The Economist commented:

Mr Lanier has an audacious solution. If information is worth money (and the rise of companies trading on data would suggest that is the case) then people should be paid for what they contribute. He envisions a complicated mechanism in which services such as Facebook stop being free, but also stop obtaining data for nothing. Creators of data would be remunerated with millions of nanopayments; users of information would have to pay. Even the author admits this would be a hard sell.[5]

The Independent said:

Lanier's explicit identification of his system with a bourgeois interest is also useful – as an alternative Marxist explanation is easily to hand. The forces of production are about to take another enormous leap forward, while the relations of production are straggling far behind.[6]

Columbia Journalism Review:

Some of the most insightful passages in Lanier’s book explain how themes of “self-actualization” borrowed from eastern religions have combined with Silicon Valley’s tech bubble to build a faith in technology as the means to ultimate self-expression and self-perfection: “Going about my day,” he writes, “there is nothing unusual at all about running into a friend at the coffee shop who is a for-real, serious scientist working on making people immortal.”[7]

The Daily Telegraph said:

Sensibly, Lanier doubts whether this will result in us all simply reclining in the lap of luxury. We may, of course, all become software programmers. Lanier makes a persuasive case, and it’s hard to dispute his suggestions for the future until we get there. History, thankfully, suggests he will be proven wrong.[8]
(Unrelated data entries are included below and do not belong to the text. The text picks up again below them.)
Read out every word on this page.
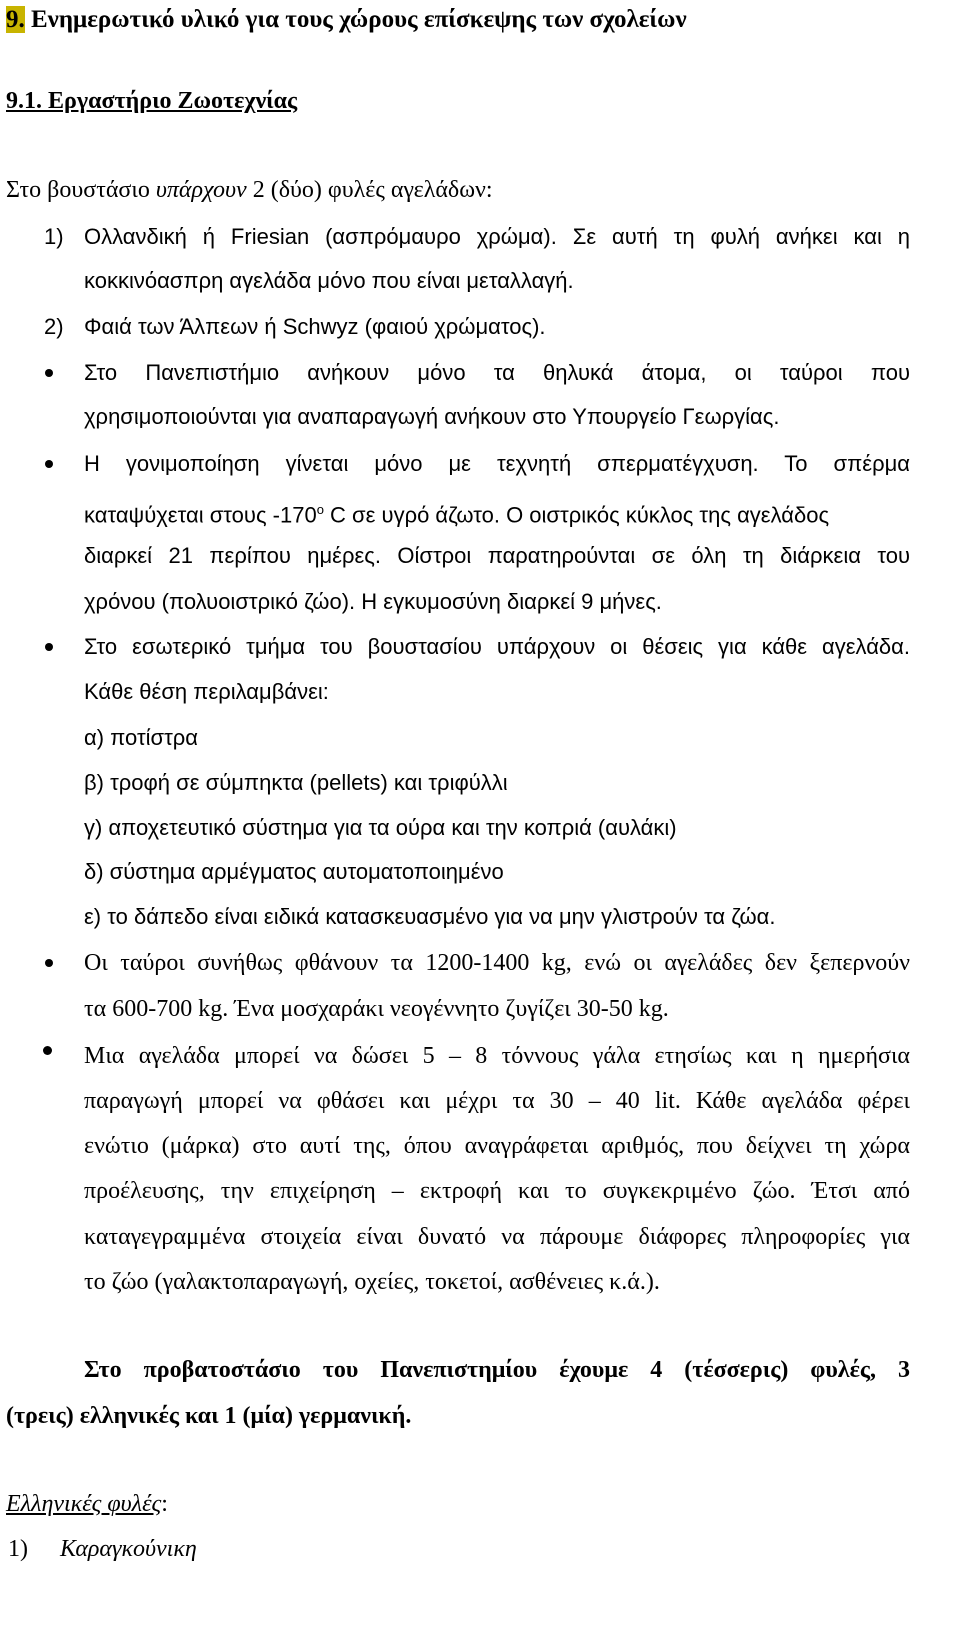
9. Ενημερωτικό υλικό για τους χώρους επίσκεψης των σχολείων
9.1. Εργαστήριο Ζωοτεχνίας
Στο βουστάσιο υπάρχουν 2 (δύο) φυλές αγελάδων:
1) Ολλανδική ή Friesian (ασπρόμαυρο χρώμα). Σε αυτή τη φυλή ανήκει και η
κοκκινόασπρη αγελάδα μόνο που είναι μεταλλαγή.
2) Φαιά των Άλπεων ή Schwyz (φαιού χρώματος).
Στο Πανεπιστήμιο ανήκουν μόνο τα θηλυκά άτομα, οι ταύροι που
χρησιμοποιούνται για αναπαραγωγή ανήκουν στο Υπουργείο Γεωργίας.
Η γονιμοποίηση γίνεται μόνο με τεχνητή σπερματέγχυση. Το σπέρμα
καταψύχεται στους -170$^o$ C σε υγρό άζωτο. Ο οιστρικός κύκλος της αγελάδος
διαρκεί 21 περίπου ημέρες. Οίστροι παρατηρούνται σε όλη τη διάρκεια του
χρόνου (πολυοιστρικό ζώο). Η εγκυμοσύνη διαρκεί 9 μήνες.
Στο εσωτερικό τμήμα του βουστασίου υπάρχουν οι θέσεις για κάθε αγελάδα.
Κάθε θέση περιλαμβάνει:
α) ποτίστρα
β) τροφή σε σύμπηκτα (pellets) και τριφύλλι
γ) αποχετευτικό σύστημα για τα ούρα και την κοπριά (αυλάκι)
δ) σύστημα αρμέγματος αυτοματοποιημένο
ε) το δάπεδο είναι ειδικά κατασκευασμένο για να μην γλιστρούν τα ζώα.
Οι ταύροι συνήθως φθάνουν τα 1200-1400 kg, ενώ οι αγελάδες δεν ξεπερνούν
τα 600-700 kg. Ένα μοσχαράκι νεογέννητο ζυγίζει 30-50 kg.
Μια αγελάδα μπορεί να δώσει 5 – 8 τόννους γάλα ετησίως και η ημερήσια
παραγωγή μπορεί να φθάσει και μέχρι τα 30 – 40 lit. Κάθε αγελάδα φέρει
ενώτιο (μάρκα) στο αυτί της, όπου αναγράφεται αριθμός, που δείχνει τη χώρα
προέλευσης, την επιχείρηση – εκτροφή και το συγκεκριμένο ζώο. Έτσι από
καταγεγραμμένα στοιχεία είναι δυνατό να πάρουμε διάφορες πληροφορίες για
το ζώο (γαλακτοπαραγωγή, οχείες, τοκετοί, ασθένειες κ.ά.).
Στο προβατοστάσιο του Πανεπιστημίου έχουμε 4 (τέσσερις) φυλές, 3
(τρεις) ελληνικές και 1 (μία) γερμανική.
Ελληνικές φυλές:
1) Καραγκούνικη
The Los Angeles Times noted:

His ideas for brokering those payments are a bit fuzzy and, because they'd require a two-way accounting of who does what where online, run counter to some of the underlying ideas of the Internet, both structurally and ideologically. He's able to layer his argument so that it makes sense to a Silicon Valley outsider, while communicating some of the insider's point of view.[9]

The New York Times commented:

...“Who Owns the Future?” takes some of it biggest swipes at those who do presume to own the future: fans of the Singularity (the hypothetical imminent merger of biology and technology), Silicon Valley pioneers seeking “methusalization” (i.e., immortality), techie utopians of every stripe.[10]

The Washington Post review said:

Lost in his own brand of digital sophistry, Lanier never gets around to asking how a fully automated society ought to function. Is the idea of education embedded in massive online open courses worth embracing? Is automated journalism — with algorithms churning out trivial news stories — compatible with a democratic society? A clever micropayment system won’t answer these questions.[11]

In a somewhat critical review, Evan Hughes of The New Republic commented:

The failings of Lanier’s vision, however, should not obscure his achievements. His book not only makes a convincing diagnosis of a widespread problem, but also answers a need for moonshot thinking. If the alternate society he proposes looks too flawed, he deserves to be applauded for at least putting one forward, no matter who might look at him funny while he gives his office-wide speech.[12]